Hi Penelope, I have to admit, I expected something completely different from your article maybe more info and less sarcasm? Nevertheless, it was entertaining.

I have been called a “natural networker” ever since I was at University and even though I actually don't like networking events and it takes me a lot of courage and discipline to meet new people, I just do it because it is so important.

Since then I have discovered the term “connector” as described by aimee above and I believe it fits a lot better to how I behave.

It doesn't matter if networking happens online or offline (ideally a combination of both) but you need to have the right attitude to be effective and to enjoy it. You need to be open minded and genuinely be interested in other people as people always like talking about themselves, so good networkers and connectors listen and don't try to sell their product or service at every occasion.
On the topic of LinkedIn, one of the companies I work with is looking to raise investment overseas and the CEO just spent a month in the Bay Area. He didn't have any business cards (long story) and was only asked once for a card but it all happened via linkedin. Maybe this wave has to reach NZ first?

I too used to be a hermit and wear a tinfoil hat.

But on a serious note, it is a confidence thing, and there are networking classes out there (even a Bachelor of Communications if your really keen).

As for a reason for giving out your business cards, think of poor sods like me. I go to these events meet hundreds of fantastic people and not remember a single name. So giving out a card simply changes your perceived name in my mind, from “Grammar Nazi with frizzy hair” to “Penelope Whitson”.

As for what to do with cards you don't want. Leave them in random places.
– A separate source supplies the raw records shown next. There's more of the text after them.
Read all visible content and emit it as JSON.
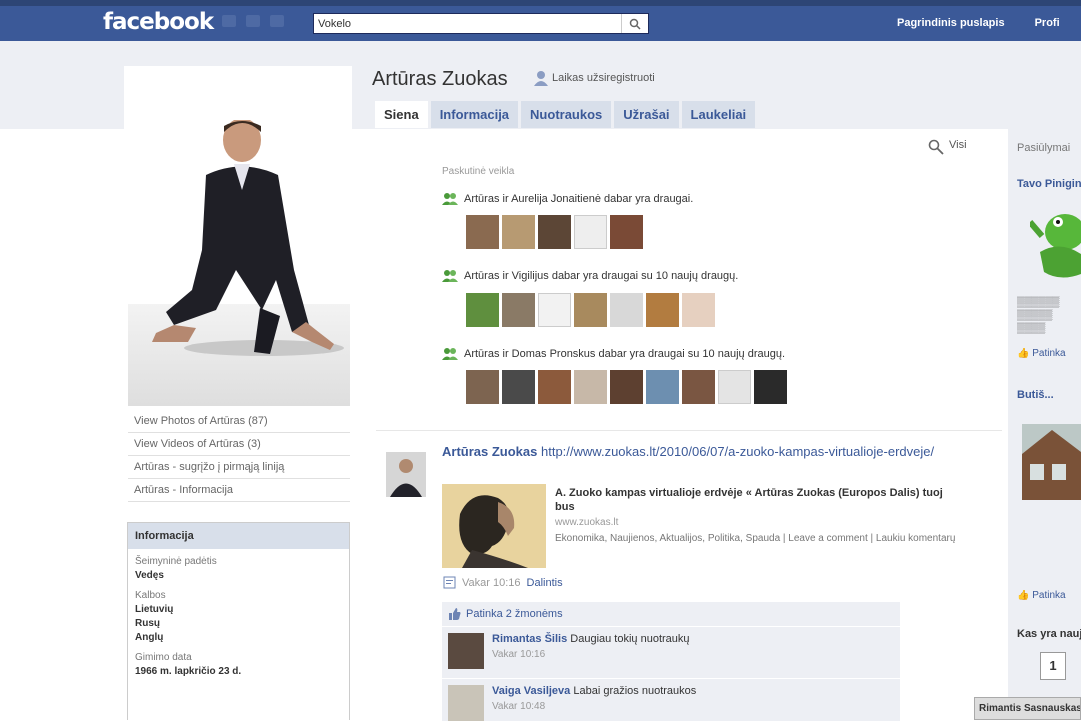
{
  "app": {
    "logo": "facebook"
  },
  "search": {
    "value": "Vokelo"
  },
  "top_nav": {
    "home": "Pagrindinis puslapis",
    "profile": "Profi"
  },
  "profile": {
    "name": "Artūras Zuokas",
    "subscribe": "Laikas užsiregistruoti",
    "tabs": [
      "Siena",
      "Informacija",
      "Nuotraukos",
      "Užrašai",
      "Laukeliai"
    ],
    "active_tab": 0
  },
  "left_links": [
    "View Photos of Artūras (87)",
    "View Videos of Artūras (3)",
    "Artūras - sugrįžo į pirmąją liniją",
    "Artūras - Informacija"
  ],
  "info_box": {
    "title": "Informacija",
    "rows": [
      {
        "label": "Šeimyninė padėtis",
        "value": "Vedęs"
      },
      {
        "label": "Kalbos",
        "value": "Lietuvių"
      },
      {
        "label": "",
        "value": "Rusų"
      },
      {
        "label": "",
        "value": "Anglų"
      },
      {
        "label": "Gimimo data",
        "value": "1966 m. lapkričio 23 d."
      }
    ]
  },
  "wall": {
    "filter": "Visi",
    "recent_label": "Paskutinė veikla",
    "activities": [
      "Artūras ir Aurelija Jonaitienė dabar yra draugai.",
      "Artūras ir Vigilijus dabar yra draugai su 10 naujų draugų.",
      "Artūras ir Domas Pronskus dabar yra draugai su 10 naujų draugų."
    ]
  },
  "post": {
    "author": "Artūras Zuokas",
    "url": "http://www.zuokas.lt/2010/06/07/a-zuoko-kampas-virtualioje-erdveje/",
    "link_title": "A. Zuoko kampas virtualioje erdvėje « Artūras Zuokas (Europos Dalis) tuoj bus",
    "link_domain": "www.zuokas.lt",
    "link_desc": "Ekonomika, Naujienos, Aktualijos, Politika, Spauda | Leave a comment | Laukiu komentarų",
    "meta_time": "Vakar 10:16",
    "meta_action": "Dalintis",
    "likes": "Patinka 2 žmonėms",
    "comments": [
      {
        "author": "Rimantas Šilis",
        "text": "Daugiau tokių nuotraukų",
        "time": "Vakar 10:16"
      },
      {
        "author": "Vaiga Vasiljeva",
        "text": "Labai gražios nuotraukos",
        "time": "Vakar 10:48"
      }
    ]
  },
  "right_column": {
    "heads": [
      "Pasiūlymai",
      "Tavo Piniginė",
      "Kas yra naujo"
    ],
    "likes_label": "Patinka",
    "chat_chip": "Rimantis Sasnauskas"
  }
}
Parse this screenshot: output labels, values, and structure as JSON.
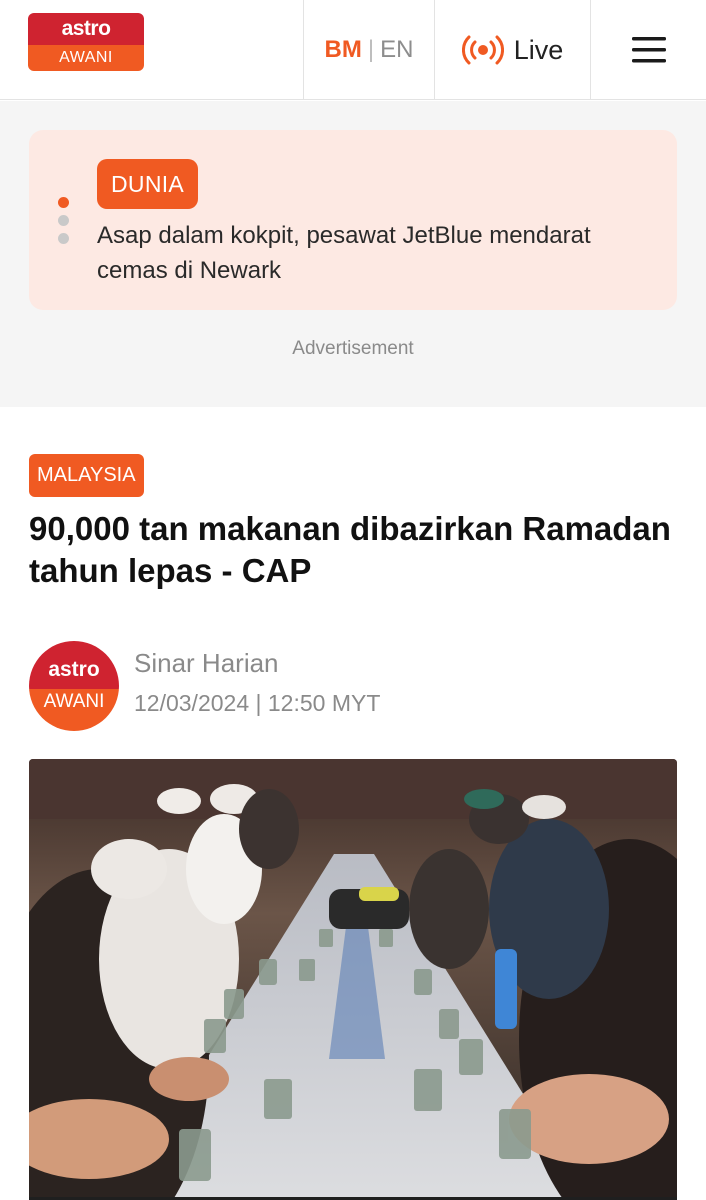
{
  "header": {
    "logo_top": "astro",
    "logo_bottom": "AWANI",
    "lang_bm": "BM",
    "lang_sep": "|",
    "lang_en": "EN",
    "live_label": "Live"
  },
  "ticker": {
    "category": "DUNIA",
    "headline": "Asap dalam kokpit, pesawat JetBlue mendarat cemas di Newark",
    "active_dot": 1,
    "dot_count": 3
  },
  "ad_label": "Advertisement",
  "article": {
    "category": "MALAYSIA",
    "title": "90,000 tan makanan dibazirkan Ramadan tahun lepas - CAP",
    "author": "Sinar Harian",
    "date": "12/03/2024",
    "time_sep": "|",
    "time": "12:50 MYT",
    "avatar_top": "astro",
    "avatar_bottom": "AWANI"
  },
  "colors": {
    "accent": "#f05a22",
    "brand_red": "#cf2330",
    "ticker_bg": "#fde9e3"
  }
}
Its great fun.

Stewart, isn't leaving cards in random places just another way of saying you litter?

I am not important enough to have business cards. Which leaves me in the much harder position of having to actually make an impression on new contacts - good thing I have salty language and a nice rack! ;)

I can testify from personal experience that Penelope looks amazing in a tinfoil hat.
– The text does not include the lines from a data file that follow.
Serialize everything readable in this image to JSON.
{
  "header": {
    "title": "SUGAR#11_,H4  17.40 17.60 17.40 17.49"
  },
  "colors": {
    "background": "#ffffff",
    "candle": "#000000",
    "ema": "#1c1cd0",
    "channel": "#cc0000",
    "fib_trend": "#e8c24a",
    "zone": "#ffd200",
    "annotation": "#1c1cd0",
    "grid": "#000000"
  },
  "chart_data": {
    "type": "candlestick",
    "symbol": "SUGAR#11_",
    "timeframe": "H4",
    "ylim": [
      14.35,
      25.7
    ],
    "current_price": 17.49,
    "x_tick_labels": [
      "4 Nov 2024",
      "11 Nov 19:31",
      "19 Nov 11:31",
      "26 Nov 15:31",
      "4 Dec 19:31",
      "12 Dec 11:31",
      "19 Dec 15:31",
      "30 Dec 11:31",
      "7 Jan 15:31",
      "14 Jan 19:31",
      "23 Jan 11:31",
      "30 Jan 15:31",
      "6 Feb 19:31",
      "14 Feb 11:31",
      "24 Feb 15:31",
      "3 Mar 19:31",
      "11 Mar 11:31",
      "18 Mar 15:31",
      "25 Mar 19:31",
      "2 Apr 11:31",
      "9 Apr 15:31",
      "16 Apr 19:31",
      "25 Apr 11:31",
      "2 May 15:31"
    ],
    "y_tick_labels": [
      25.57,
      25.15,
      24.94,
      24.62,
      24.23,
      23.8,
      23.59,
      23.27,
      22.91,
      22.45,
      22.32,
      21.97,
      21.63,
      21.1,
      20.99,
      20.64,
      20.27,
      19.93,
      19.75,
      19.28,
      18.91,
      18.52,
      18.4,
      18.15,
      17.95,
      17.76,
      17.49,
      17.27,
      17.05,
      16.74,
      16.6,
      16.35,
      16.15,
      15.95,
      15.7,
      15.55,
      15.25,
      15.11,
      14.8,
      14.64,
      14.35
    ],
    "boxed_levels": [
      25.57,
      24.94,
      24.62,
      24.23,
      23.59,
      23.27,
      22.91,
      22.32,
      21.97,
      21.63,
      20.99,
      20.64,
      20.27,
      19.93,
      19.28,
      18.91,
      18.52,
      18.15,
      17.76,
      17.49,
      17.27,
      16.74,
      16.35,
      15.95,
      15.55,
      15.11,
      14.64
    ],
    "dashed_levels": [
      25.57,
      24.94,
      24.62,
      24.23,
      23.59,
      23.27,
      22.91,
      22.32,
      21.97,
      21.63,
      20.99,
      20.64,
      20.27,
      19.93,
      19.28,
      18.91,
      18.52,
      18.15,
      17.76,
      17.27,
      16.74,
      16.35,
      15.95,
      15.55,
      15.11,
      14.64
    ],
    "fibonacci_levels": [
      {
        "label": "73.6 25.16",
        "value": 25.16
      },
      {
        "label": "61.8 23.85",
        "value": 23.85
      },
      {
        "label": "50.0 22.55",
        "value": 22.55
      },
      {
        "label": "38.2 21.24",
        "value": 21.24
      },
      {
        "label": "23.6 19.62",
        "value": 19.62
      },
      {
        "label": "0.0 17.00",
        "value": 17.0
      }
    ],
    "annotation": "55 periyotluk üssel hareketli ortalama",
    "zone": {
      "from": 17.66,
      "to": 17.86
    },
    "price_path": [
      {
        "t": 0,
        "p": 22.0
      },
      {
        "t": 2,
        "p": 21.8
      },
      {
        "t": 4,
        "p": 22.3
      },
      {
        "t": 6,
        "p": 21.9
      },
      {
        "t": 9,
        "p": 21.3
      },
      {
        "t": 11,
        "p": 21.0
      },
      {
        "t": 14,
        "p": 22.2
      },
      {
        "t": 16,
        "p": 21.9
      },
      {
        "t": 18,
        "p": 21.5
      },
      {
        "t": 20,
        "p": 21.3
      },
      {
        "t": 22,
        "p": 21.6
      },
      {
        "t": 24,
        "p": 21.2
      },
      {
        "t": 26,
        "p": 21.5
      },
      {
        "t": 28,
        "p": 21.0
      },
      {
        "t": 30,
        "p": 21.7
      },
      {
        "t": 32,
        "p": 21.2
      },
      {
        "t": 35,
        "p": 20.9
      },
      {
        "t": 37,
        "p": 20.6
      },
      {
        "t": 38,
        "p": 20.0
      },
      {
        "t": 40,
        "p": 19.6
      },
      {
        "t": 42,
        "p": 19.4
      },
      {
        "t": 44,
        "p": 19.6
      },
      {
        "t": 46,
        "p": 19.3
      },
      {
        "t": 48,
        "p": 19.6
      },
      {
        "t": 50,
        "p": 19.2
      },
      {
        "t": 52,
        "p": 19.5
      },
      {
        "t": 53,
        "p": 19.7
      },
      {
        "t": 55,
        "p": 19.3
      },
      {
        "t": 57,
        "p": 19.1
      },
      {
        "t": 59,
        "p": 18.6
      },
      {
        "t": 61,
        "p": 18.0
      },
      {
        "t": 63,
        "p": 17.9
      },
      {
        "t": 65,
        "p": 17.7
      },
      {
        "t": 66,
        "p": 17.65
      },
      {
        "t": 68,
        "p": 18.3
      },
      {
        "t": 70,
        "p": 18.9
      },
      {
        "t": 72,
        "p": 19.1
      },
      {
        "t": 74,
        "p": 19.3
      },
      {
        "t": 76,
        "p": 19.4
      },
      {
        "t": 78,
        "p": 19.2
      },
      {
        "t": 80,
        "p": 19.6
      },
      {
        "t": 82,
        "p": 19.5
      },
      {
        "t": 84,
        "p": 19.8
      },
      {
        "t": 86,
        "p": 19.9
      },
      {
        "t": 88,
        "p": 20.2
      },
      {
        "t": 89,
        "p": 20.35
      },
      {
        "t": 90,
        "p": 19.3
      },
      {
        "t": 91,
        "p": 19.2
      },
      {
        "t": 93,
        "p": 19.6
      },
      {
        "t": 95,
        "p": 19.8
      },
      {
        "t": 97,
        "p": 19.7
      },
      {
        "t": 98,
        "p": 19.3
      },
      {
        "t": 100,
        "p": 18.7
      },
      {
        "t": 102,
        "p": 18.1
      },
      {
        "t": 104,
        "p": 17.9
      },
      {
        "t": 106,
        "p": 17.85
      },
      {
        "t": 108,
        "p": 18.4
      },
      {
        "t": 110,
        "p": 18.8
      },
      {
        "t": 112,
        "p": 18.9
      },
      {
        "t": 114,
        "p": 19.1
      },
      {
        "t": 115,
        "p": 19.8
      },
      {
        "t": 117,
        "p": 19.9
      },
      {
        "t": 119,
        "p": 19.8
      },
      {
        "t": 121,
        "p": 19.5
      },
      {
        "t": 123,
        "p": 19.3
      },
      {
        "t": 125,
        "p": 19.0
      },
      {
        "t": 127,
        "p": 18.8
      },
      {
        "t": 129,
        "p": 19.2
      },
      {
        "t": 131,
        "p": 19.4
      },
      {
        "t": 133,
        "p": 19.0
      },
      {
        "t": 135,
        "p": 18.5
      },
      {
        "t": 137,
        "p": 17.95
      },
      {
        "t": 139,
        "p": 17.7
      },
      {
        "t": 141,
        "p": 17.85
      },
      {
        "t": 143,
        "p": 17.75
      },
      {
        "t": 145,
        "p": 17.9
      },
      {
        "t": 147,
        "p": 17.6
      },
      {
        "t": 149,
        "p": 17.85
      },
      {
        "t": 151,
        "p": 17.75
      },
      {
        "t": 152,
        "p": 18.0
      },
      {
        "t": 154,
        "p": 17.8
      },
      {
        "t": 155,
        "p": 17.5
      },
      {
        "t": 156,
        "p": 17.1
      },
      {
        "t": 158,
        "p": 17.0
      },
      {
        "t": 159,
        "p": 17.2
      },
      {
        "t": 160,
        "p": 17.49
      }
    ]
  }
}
I normally tell people what I do. It normally stops them from talking to me, like at a funeral for my uncle when all these people came up to my brother and me.
They advised they knew our father and therefore had a right to come and see us standing in the corner avoiding eye contact with all. Inevitably they said “What do you do?” and I wish I had taken a lesson from a speaker I saw and responded “I play computer games, watch TV, and am obssessed with cars, sport, and painting miniatures”.
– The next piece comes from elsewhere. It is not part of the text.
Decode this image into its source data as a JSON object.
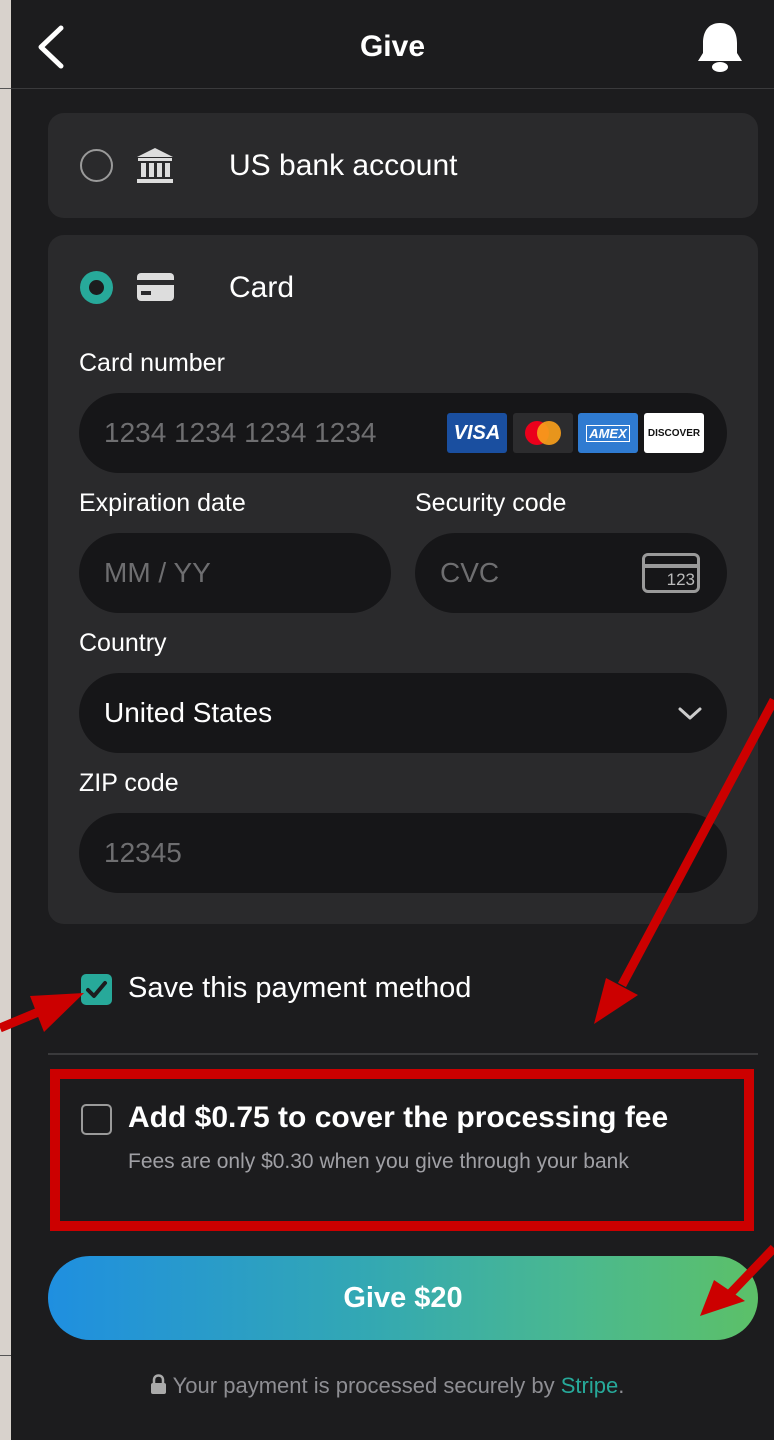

Of course I hadn't been to this speech yet so we both told them where we worked. My brother got bombarded with questions of how interesting his job must be. I got “Oh, right. Well nice to see you both we must get going”. From the third person on, we decided I should go first. It was shorter and less awkward.

I have enough awesome friends in my opinion. If I end up with some bonus people, it will be because my awesome friends introduce me and I trust their judgement.

Networking is a work thing for me and as much as I know people hate doing it, it's important. I agree with the comment from Morgan about it being a trap. However I've seen far too many instances that it isn't about what you know but who you know, a game which has proved positive for me in my career so far… well that and I'm bloody good at my job.

Also business cards just remind me of American Psycho.